Einkommens- und Vermögensverwaltung

Eine Vertretungsperson, die mit der Einkommens- und Vermögensverwaltung der vertretenen Person betraut ist, muss sich einen Überblick über das Einkommen, das Vermögen und die finanziellen Ansprüche der vertretenen Person verschaffen. Eine Erwachsenenvertreterin/ein Erwachsenenvertreter muss dem Gericht auch darüber berichten.

Banken, Pensionsstellen, Behörden, Versicherungen etc. müssen schriftlich darüber informiert werden, wenn es eine Erwachsenenvertretung gibt. Diesen Informationsschreiben muss eine Kopie des Vertretungsnachweises beigelegt werden. Bei Banken ist außerdem die Vorlage eines Lichtbildausweises der Vertretungsperson notwendig.

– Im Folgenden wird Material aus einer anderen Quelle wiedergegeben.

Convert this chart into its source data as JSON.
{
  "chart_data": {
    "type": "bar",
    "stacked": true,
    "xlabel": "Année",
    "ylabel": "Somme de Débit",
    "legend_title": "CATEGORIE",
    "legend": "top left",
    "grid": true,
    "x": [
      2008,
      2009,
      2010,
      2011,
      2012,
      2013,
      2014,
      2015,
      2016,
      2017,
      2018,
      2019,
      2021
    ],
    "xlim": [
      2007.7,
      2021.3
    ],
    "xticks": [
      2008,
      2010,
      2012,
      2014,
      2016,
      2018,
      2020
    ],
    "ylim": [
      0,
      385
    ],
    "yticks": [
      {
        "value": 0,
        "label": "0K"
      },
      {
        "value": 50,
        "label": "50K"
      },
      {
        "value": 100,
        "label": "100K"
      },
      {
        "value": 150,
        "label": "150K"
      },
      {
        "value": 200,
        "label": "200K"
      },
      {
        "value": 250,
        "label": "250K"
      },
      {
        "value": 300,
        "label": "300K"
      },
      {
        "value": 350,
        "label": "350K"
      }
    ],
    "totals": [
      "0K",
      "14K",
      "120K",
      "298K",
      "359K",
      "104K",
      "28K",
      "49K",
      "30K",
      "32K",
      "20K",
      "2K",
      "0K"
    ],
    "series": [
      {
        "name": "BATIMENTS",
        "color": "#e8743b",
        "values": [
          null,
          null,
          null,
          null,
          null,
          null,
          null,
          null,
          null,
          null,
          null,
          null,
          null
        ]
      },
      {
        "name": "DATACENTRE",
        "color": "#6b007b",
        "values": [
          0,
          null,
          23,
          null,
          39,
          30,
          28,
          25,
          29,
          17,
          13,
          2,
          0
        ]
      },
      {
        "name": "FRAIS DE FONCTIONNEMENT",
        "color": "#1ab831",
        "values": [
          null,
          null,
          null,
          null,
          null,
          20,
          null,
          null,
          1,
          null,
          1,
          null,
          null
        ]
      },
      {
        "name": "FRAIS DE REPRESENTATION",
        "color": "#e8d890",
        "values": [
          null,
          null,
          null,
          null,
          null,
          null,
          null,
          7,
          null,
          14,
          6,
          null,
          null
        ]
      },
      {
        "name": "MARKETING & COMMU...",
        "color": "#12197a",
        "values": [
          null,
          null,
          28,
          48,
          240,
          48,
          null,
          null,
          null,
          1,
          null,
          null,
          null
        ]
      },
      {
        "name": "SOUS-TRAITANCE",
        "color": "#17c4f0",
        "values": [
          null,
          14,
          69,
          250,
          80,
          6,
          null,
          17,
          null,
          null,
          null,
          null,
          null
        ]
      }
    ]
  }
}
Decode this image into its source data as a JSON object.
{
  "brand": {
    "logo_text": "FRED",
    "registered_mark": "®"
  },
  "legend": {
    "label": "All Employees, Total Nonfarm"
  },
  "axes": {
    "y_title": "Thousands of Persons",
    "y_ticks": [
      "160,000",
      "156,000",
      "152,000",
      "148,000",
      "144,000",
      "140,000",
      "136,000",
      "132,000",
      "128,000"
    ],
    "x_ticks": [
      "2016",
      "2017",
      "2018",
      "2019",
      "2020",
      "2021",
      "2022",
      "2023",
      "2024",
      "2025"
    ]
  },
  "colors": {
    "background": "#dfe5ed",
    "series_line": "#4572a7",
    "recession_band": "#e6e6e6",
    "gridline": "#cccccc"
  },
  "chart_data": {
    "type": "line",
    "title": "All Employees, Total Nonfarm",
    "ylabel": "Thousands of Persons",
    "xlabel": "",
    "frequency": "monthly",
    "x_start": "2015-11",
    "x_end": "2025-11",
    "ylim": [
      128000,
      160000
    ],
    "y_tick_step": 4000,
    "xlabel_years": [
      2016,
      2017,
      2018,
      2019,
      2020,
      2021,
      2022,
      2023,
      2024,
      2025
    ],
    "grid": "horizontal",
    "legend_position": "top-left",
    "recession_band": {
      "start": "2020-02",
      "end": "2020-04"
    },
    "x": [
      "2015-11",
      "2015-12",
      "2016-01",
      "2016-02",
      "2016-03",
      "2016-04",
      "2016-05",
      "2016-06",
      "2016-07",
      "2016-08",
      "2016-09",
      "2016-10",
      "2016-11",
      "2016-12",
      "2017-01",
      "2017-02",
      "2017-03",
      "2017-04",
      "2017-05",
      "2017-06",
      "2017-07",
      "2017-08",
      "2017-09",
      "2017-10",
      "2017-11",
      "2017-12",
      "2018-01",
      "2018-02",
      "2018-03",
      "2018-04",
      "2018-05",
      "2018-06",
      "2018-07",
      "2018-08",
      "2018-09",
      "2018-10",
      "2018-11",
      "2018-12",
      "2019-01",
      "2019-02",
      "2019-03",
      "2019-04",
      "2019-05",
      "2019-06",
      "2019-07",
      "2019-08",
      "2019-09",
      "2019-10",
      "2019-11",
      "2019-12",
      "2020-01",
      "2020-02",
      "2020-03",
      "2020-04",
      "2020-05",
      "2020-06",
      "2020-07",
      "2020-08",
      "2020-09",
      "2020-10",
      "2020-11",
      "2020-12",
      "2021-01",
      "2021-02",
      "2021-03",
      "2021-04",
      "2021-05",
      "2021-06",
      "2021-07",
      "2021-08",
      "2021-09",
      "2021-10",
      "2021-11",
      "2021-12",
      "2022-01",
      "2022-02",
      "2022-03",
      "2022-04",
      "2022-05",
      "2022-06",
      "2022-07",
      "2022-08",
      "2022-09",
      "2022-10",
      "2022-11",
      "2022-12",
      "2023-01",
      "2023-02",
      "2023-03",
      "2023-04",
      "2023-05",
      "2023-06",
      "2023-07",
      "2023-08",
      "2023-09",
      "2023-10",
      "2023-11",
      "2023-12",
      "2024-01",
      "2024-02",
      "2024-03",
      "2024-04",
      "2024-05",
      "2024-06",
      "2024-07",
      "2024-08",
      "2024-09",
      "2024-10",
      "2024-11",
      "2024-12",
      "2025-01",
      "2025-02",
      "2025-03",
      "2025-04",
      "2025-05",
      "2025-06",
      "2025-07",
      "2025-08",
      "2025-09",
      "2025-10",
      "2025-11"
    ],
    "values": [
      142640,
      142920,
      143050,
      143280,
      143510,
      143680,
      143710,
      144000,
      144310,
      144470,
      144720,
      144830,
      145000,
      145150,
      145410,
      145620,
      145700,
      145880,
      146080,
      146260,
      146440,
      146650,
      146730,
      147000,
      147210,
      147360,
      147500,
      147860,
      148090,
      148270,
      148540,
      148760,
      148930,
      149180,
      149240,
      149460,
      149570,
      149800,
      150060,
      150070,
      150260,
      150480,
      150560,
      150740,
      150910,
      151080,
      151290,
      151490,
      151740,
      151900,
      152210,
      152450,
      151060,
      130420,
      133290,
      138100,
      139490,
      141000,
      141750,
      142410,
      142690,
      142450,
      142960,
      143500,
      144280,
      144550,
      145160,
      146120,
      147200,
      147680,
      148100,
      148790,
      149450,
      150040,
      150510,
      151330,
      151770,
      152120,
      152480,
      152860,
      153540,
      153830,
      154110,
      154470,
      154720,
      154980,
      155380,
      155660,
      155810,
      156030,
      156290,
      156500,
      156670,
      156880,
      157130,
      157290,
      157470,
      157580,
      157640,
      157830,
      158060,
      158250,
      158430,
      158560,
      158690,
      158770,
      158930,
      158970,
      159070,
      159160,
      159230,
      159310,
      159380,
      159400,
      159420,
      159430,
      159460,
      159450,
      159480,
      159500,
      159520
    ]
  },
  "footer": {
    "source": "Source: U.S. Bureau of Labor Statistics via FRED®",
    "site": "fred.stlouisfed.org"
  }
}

Die vertretene Person muss Zugriff auf Geld für die Geschäfte des täglichen Lebens und zur Deckung der angemessenen Lebensbedürfnisse haben. In der Regel gibt es die Möglichkeit, dass die vertretene Person eine eigene Kontokarte mit Zahlungs- und Behebungslimit erhält oder dass ein Subkonto eingerichtet wird.

Eine Zahlung, die 10.000 Euro übersteigt, kann die Vertretungsperson nur mit Ermächtigung des Gerichts entgegennehmen.

Vertretungshandlungen, die zum "außerordentlichen Wirtschaftsbetrieb" zählen, müssen gerichtlich genehmigt werden um rechtswirksam zu sein. Dabei handelt es sich beispielsweise um das Erheben einer Klage, die Abgabe einer unbedingten Erbantrittserklärung oder den Ankauf bzw. Verkauf einer Liegenschaft.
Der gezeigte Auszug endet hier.